The garden-level apartment Brian Villani shares with two roommates in greater Boston is filled with material culture of young adulthood, including a big overstuffed couch, multiple gaming systems, oversize posters, and a cluttered kitchen. He likes his job at the corporate mail room so much that he takes the train to work every day. He lives close to his parents and has a passion for sports. His brother is getting married.

Villani has an extended set of technologies that are a mix of familiar and unique. A sensor-augmented trash can that opens with a hand or limb is one of the things he has in his house. He uses a phone app to open and close his blinds. The combined motor-cognitive task is simplified by the shower's on/off and temperature controls. Villani uses a smart speaker for music and internet searches, but he also has a voice-activated script on a tablets to remind him when he's done. The morning routine knits together the steps from home to office.

Villani attended the Threshold Program, a hybrid two-year college curriculum for young adults with developmental and cognitive disabilities, where he learned budgeting, time management, and meal planning. He took up this set of smart home tools and software applications as a follow on support for the daily living tasks he practiced in school.

Villani says that technology is how he gets the most independent skills possible and that he is expressing an idea that is rapidly changing the paradigm for prosthetics and "assisted" technologies in the United States.

Many people think of AT when they think of wheelchairs, walkers, and hearing aids. State disability services in the US have been shaped by this clinical understanding and offer coverage for medically necessary equipment. Medical technologies are still important.
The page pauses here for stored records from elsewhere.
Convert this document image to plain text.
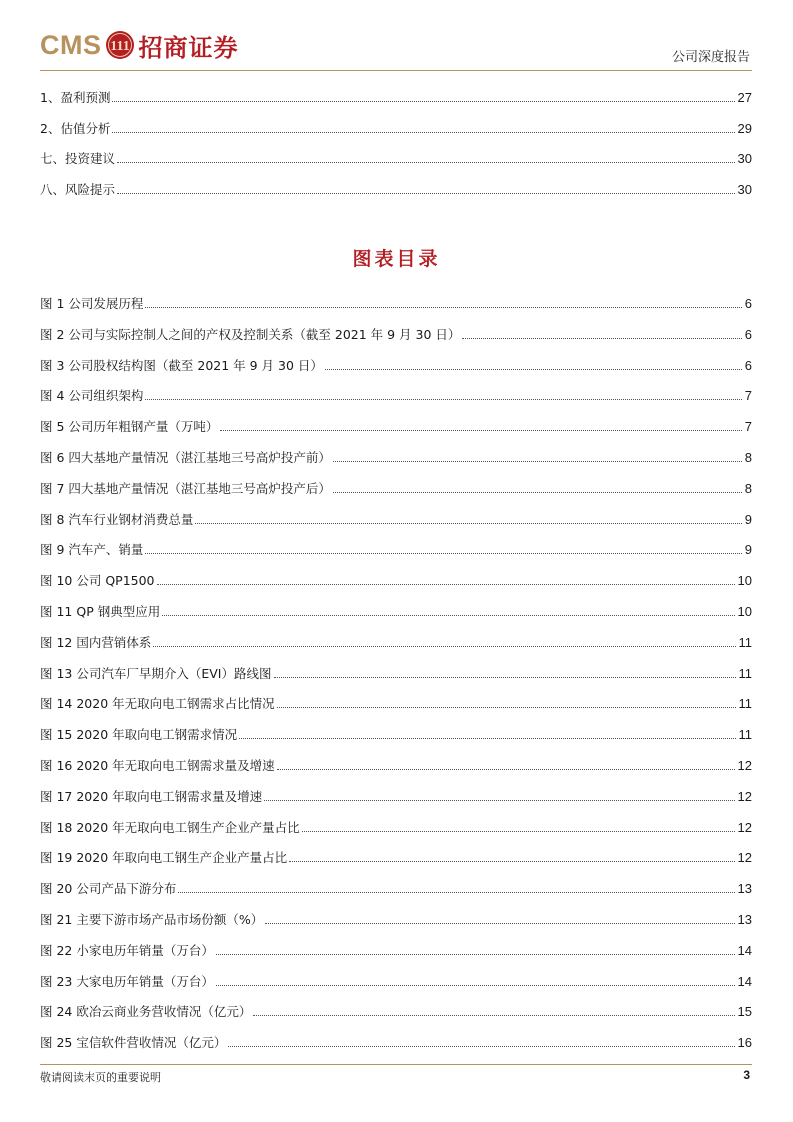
CMS 111 招商证券	公司深度报告
1、盈利预测	27
2、估值分析	29
七、投资建议	30
八、风险提示	30
图表目录
图 1 公司发展历程	6
图 2 公司与实际控制人之间的产权及控制关系（截至 2021 年 9 月 30 日）	6
图 3 公司股权结构图（截至 2021 年 9 月 30 日）	6
图 4 公司组织架构	7
图 5 公司历年粗钢产量（万吨）	7
图 6 四大基地产量情况（湛江基地三号高炉投产前）	8
图 7 四大基地产量情况（湛江基地三号高炉投产后）	8
图 8 汽车行业钢材消费总量	9
图 9 汽车产、销量	9
图 10 公司 QP1500	10
图 11 QP 钢典型应用	10
图 12 国内营销体系	11
图 13 公司汽车厂早期介入（EVI）路线图	11
图 14 2020 年无取向电工钢需求占比情况	11
图 15 2020 年取向电工钢需求情况	11
图 16 2020 年无取向电工钢需求量及增速	12
图 17 2020 年取向电工钢需求量及增速	12
图 18 2020 年无取向电工钢生产企业产量占比	12
图 19 2020 年取向电工钢生产企业产量占比	12
图 20 公司产品下游分布	13
图 21 主要下游市场产品市场份额（%）	13
图 22 小家电历年销量（万台）	14
图 23 大家电历年销量（万台）	14
图 24 欧冶云商业务营收情况（亿元）	15
图 25 宝信软件营收情况（亿元）	16
敬请阅读末页的重要说明	3
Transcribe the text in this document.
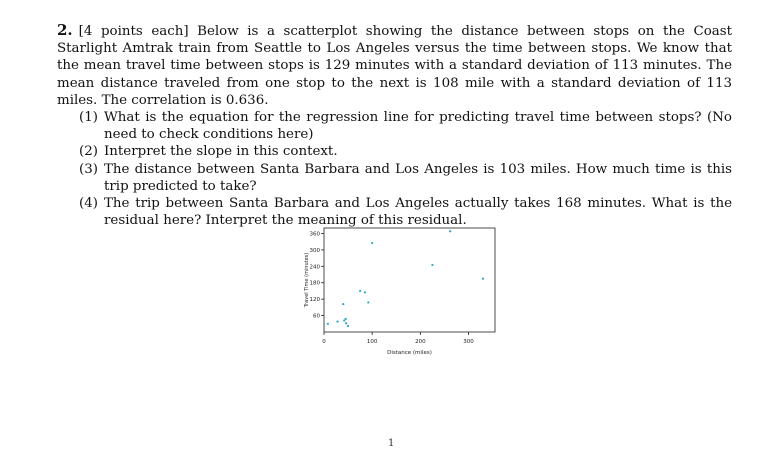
2. [4 points each] Below is a scatterplot showing the distance between stops on the Coast Starlight Amtrak train from Seattle to Los Angeles versus the time between stops. We know that the mean travel time between stops is 129 minutes with a standard deviation of 113 minutes. The mean distance traveled from one stop to the next is 108 mile with a standard deviation of 113 miles. The correlation is 0.636.
(1) What is the equation for the regression line for predicting travel time between stops? (No need to check conditions here)
(2) Interpret the slope in this context.
(3) The distance between Santa Barbara and Los Angeles is 103 miles. How much time is this trip predicted to take?
(4) The trip between Santa Barbara and Los Angeles actually takes 168 minutes. What is the residual here? Interpret the meaning of this residual.
0	100	200	300
60
120
180
240
300
360
Distance (miles)
Travel Time (minutes)
1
They don't always address the needs of adults like Brian.

In the past, people with disabilities have relied on human services for everything from cooking to organizing and reminders. The presence of a human is necessary sometimes. Sometimes self-advocates prefer a technology-led approach with remote check-ins and easy backup contacts instead of rotating staff of in-person assistants.

Prosthetics for this population are not about replacements for physical mobility. It is something less tangible, more diffuse, and requires a distinct paradigm for assistance, unimaginable even in the very recent era of the Americans with Disabilities Act, with its emphasis on crucial physical infrastructure. Chris uses assistance as a mix of independent housing, animal companions, and smart home technologies. It is a constellation of high-tech and low-tech in distributed, networked tools which can bridge some of the logistical barriers to employment.

There is a constellation of technology. There isn't a single system that will outfit a living space or workplace with "universal" features for accessibility This digital world won't have a single curb-cut effect. A human centered approach to assembling a suite of human services and tools that are flexible, elegantly orchestrated to meet the needs and requests of one person at a time is what is required. The future for automation doesn't have to be a replacement for human care. There is a new and evolving collaboration between humans and devices, low-tech and high-tech, domestic and professional. This expanded idea of AT can help create supports not only for medical needs but also for a full definition of life: life attended by critical everyday assistance, but without warehousing people with special needs.